Expected losses are, according to McCurry, why the Cleveland Clinic recently announced a plan to reduce employment by 3,000 jobs in an effort to cut costs by $850 million.

The American Hospital Association says about $95 billion in Medicaid cuts Congress approved separate from the healthcare law also contributed to Cleveland Clinic problem, and will also hurt other hospitals.

REACTING TO THE CHANGES
McCurry said hospitals officials have geared up to seek revenue from other sources to avoid the path the Cleveland Clinic has taken. Over the next five years, Mercy hopes to add up to $745 million in new revenue across the system. Potential sources for the new revenue include up to $600 million from virtual care and telemedicine initiatives, and $50 million in commercializing the system’s lab facilities.

In an interview after his audience comments, McCurry said Mercy is lobbying elected and appointed officials in Washington to make changes, but said it often feels like they are a “voice in the wilderness.”

He said the hospital has “long believed that health care reform was necessary,” but does not believe the new system is the best answer.

He did acknowledge that the American Hospital Association endorsed Obamacare and continues to support it, but added that the AHA action “wasn’t a popular decision among all members.”

REGIONAL PROGRESS REPORT
Before comments by Britton and McCurry, Goodman outlined several “promises kept” based on commitments made by Mercy officials beginning with the first community roundtable in 2010.

Officials with the St. Louis-based Sisters of Mercy announced in August 2011 a plan to invest about $192 million in Mercy facilities in the Fort Smith region as part of a 10-year plan to invest $4.8 billion in its operations in Arkansas, Kansas, Missouri and Oklahoma.

One of the promises kept is bringing in new physicians to address what continues to be a physician shortage in the Fort Smith area. Goodman said 30 doctors have been recruited to the area in the past year. The clinic now has 104 “primary care, specialty and hospital-based” doctors and 19 “advanced practice providers.” The clinic also has 278 non-physician employees.

Goodman said physician recruitment is not just about bringing doctors to Fort Smith. He said the clinic is negotiating to recruit a doctor to Booneville and a doctor to Ozark.

Goodman also announced that Mercy will build another primary care facility located across Cliff Drive from the Arkansas Best Corporate headquarters building. Construction is set to begin later this year, with the care center set to open in the summer of 2014.

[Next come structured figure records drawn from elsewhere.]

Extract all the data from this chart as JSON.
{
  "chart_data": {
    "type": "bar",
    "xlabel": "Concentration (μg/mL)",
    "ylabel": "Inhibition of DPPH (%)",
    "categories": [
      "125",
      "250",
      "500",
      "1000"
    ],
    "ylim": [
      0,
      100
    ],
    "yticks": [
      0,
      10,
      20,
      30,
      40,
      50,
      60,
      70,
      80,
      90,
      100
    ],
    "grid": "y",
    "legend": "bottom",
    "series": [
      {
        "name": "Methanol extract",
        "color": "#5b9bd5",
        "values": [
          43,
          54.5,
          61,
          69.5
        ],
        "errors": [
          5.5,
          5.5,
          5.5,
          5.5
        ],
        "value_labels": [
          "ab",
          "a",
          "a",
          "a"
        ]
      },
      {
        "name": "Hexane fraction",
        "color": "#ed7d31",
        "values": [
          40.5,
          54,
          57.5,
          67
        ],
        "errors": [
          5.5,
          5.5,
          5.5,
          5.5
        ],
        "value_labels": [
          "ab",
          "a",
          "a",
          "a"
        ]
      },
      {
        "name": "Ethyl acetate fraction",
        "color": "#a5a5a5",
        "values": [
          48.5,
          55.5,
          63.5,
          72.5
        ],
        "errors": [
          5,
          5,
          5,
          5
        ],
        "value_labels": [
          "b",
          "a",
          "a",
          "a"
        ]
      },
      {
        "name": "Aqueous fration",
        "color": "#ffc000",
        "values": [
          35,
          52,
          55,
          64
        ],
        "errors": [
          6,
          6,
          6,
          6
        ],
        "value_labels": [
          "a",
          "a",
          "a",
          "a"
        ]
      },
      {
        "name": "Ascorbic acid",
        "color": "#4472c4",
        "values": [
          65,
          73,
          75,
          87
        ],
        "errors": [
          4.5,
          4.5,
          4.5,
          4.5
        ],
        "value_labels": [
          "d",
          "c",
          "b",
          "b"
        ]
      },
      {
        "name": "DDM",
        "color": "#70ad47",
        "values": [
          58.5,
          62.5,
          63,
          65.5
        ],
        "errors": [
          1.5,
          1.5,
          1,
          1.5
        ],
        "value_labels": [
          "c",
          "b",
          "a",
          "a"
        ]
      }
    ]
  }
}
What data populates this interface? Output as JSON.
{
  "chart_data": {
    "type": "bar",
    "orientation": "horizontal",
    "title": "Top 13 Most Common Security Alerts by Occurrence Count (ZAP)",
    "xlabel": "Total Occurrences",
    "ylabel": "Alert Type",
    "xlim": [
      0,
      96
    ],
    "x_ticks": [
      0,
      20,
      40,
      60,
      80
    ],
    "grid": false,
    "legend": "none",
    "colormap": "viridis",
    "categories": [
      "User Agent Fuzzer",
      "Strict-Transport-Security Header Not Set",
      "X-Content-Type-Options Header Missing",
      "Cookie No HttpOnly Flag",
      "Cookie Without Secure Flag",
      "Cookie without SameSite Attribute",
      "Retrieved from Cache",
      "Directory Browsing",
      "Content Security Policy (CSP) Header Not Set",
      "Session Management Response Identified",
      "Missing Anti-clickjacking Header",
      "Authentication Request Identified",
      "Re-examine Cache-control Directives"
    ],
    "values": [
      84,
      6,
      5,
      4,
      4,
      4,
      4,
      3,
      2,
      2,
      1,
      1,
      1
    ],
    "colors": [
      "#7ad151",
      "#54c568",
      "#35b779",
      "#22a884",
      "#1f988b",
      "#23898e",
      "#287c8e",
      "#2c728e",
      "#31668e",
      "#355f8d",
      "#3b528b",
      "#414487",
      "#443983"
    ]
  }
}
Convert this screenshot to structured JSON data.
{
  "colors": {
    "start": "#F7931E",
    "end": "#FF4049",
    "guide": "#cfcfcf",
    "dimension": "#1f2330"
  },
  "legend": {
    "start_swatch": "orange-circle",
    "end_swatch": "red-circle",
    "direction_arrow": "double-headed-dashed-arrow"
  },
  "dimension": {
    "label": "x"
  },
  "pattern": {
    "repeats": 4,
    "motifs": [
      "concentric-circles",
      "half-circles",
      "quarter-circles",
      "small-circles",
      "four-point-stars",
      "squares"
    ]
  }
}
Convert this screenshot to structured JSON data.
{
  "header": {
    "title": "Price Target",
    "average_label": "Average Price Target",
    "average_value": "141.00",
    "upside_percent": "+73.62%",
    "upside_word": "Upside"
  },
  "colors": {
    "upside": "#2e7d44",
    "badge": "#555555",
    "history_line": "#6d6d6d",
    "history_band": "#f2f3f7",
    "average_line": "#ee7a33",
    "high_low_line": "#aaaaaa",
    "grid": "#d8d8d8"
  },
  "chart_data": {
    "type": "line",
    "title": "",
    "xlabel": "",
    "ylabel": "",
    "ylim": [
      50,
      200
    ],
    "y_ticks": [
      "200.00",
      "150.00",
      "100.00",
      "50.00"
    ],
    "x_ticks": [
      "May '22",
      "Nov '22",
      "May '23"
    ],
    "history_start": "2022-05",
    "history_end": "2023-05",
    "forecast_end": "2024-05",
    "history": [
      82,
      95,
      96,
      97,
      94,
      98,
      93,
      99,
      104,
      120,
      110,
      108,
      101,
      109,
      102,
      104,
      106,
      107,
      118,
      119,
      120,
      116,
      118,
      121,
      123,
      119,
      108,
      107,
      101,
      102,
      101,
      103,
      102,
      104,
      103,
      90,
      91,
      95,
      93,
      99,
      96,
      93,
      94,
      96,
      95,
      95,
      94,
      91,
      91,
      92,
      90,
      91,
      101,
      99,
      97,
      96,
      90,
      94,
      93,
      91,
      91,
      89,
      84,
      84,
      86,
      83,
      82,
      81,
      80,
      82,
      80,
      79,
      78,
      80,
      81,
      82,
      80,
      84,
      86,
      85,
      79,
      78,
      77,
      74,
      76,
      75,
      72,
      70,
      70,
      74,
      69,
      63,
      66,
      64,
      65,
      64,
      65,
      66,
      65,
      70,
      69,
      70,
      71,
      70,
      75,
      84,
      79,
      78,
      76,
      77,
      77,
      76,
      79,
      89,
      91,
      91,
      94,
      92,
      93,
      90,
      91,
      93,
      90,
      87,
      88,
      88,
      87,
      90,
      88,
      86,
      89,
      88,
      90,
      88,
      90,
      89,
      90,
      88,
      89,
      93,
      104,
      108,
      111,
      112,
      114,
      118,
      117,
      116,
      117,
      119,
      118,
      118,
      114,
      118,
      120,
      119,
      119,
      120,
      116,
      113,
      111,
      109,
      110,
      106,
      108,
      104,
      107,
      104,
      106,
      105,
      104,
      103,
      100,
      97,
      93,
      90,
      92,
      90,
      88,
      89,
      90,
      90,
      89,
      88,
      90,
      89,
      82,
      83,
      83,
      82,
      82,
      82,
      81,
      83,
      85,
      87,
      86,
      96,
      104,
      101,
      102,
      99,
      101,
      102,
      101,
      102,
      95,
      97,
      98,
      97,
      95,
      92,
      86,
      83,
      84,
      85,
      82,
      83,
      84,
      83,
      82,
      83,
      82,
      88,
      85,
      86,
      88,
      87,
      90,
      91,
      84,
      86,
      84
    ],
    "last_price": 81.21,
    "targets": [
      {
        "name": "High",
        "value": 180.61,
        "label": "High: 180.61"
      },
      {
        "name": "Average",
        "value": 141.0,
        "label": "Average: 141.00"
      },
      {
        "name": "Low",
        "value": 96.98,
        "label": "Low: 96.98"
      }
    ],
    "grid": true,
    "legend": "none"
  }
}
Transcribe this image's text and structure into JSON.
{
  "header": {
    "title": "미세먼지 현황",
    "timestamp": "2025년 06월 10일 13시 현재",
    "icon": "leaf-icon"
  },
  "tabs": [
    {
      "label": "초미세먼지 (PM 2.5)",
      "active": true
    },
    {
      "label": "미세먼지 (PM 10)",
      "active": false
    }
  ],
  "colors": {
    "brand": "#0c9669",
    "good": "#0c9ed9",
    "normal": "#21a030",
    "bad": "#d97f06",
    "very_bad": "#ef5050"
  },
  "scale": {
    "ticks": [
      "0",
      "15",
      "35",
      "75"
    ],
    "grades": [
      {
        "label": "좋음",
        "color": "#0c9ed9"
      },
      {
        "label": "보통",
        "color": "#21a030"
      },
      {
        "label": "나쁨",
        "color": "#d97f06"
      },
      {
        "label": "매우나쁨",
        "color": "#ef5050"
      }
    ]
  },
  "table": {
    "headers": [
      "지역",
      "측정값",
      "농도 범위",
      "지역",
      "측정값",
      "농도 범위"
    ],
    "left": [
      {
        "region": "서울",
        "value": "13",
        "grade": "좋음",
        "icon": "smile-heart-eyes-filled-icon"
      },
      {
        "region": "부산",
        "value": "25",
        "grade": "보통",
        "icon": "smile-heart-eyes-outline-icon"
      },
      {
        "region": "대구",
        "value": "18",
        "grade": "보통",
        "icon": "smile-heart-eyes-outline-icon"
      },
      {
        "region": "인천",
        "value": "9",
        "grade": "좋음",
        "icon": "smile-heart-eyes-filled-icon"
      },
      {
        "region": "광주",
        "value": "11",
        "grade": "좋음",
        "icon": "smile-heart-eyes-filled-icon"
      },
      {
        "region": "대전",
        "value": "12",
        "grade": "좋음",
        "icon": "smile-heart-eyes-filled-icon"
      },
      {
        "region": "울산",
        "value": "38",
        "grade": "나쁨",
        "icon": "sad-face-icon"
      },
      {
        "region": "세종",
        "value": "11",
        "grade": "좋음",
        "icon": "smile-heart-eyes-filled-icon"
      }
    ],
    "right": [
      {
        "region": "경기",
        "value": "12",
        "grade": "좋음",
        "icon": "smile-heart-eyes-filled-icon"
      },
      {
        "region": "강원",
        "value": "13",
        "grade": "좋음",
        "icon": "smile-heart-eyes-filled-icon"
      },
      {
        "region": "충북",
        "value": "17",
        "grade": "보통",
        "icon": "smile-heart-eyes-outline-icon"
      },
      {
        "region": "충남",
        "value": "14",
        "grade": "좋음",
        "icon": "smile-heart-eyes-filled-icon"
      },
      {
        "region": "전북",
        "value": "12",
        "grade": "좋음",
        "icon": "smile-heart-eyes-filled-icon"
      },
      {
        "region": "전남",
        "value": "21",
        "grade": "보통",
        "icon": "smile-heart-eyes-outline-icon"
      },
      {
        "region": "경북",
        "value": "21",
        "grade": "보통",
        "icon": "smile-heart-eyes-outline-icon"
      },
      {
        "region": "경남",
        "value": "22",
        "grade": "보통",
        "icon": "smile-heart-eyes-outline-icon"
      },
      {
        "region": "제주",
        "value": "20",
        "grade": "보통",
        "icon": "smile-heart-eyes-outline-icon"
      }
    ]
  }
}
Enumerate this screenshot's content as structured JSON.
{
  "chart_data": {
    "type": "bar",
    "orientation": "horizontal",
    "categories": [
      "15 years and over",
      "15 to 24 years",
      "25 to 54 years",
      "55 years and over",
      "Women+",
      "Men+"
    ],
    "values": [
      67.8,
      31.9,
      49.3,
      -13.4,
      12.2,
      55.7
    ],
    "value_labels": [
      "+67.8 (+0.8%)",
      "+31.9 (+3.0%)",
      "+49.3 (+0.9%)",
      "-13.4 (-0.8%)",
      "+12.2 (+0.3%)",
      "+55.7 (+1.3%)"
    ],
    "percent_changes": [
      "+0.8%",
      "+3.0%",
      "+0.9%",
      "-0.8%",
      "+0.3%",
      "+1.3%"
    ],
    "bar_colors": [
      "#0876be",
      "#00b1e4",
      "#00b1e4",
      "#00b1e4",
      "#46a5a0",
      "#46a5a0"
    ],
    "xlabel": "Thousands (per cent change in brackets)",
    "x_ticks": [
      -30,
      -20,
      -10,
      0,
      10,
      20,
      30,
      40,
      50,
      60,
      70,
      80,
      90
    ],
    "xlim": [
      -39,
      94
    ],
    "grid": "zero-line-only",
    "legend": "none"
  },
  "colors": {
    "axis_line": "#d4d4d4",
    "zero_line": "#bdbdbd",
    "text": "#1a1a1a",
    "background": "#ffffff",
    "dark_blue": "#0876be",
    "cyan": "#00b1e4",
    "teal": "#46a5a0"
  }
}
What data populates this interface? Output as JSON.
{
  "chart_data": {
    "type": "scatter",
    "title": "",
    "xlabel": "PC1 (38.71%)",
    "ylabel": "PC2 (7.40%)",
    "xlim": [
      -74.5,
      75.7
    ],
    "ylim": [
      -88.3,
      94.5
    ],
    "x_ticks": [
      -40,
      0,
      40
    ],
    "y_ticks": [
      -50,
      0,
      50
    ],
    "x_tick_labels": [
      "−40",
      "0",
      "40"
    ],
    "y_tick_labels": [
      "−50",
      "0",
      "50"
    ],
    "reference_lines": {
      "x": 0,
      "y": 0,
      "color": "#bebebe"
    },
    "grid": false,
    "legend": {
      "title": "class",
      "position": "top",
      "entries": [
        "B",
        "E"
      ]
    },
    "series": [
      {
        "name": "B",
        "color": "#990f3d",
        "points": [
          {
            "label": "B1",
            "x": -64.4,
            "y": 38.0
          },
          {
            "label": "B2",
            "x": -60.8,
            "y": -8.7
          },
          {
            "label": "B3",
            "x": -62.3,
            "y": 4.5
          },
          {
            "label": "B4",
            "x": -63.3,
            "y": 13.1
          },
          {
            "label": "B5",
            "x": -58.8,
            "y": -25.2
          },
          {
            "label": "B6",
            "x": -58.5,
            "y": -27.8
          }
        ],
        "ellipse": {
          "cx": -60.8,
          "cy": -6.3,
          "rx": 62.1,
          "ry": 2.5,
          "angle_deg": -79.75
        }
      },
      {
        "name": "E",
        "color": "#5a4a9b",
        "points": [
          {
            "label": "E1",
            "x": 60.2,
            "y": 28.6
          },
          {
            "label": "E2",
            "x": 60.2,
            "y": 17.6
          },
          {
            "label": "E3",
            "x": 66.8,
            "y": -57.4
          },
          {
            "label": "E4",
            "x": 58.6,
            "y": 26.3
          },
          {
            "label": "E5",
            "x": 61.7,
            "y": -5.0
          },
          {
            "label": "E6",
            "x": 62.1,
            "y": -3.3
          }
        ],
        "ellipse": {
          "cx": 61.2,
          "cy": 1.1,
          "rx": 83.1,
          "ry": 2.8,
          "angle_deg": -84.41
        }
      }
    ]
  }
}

Other highlighted improvements, additions and plans included:
• $10 million Mercy Heart and Vascular Center that opened in February 2013;

• A new Women’s Breast Center in the Mercy Medical Building set to open in December 2013;

• A new $4.5 million linear accelerator in the Hembree Cancer Center that allows radiation oncologists to more precisely target tumors;

• Opening of an orthopedic outreach clinic in Clarksville (Johnson County) and a cardiology outreach clinic in Stilwell, Okla.;

• New CT scanners in Mercy facilities in Waldron and Paris; and,

• A new school-based clinic in the Mansfield Public School District, with similar clinics set to open soon in Cedarville and Waldron schools.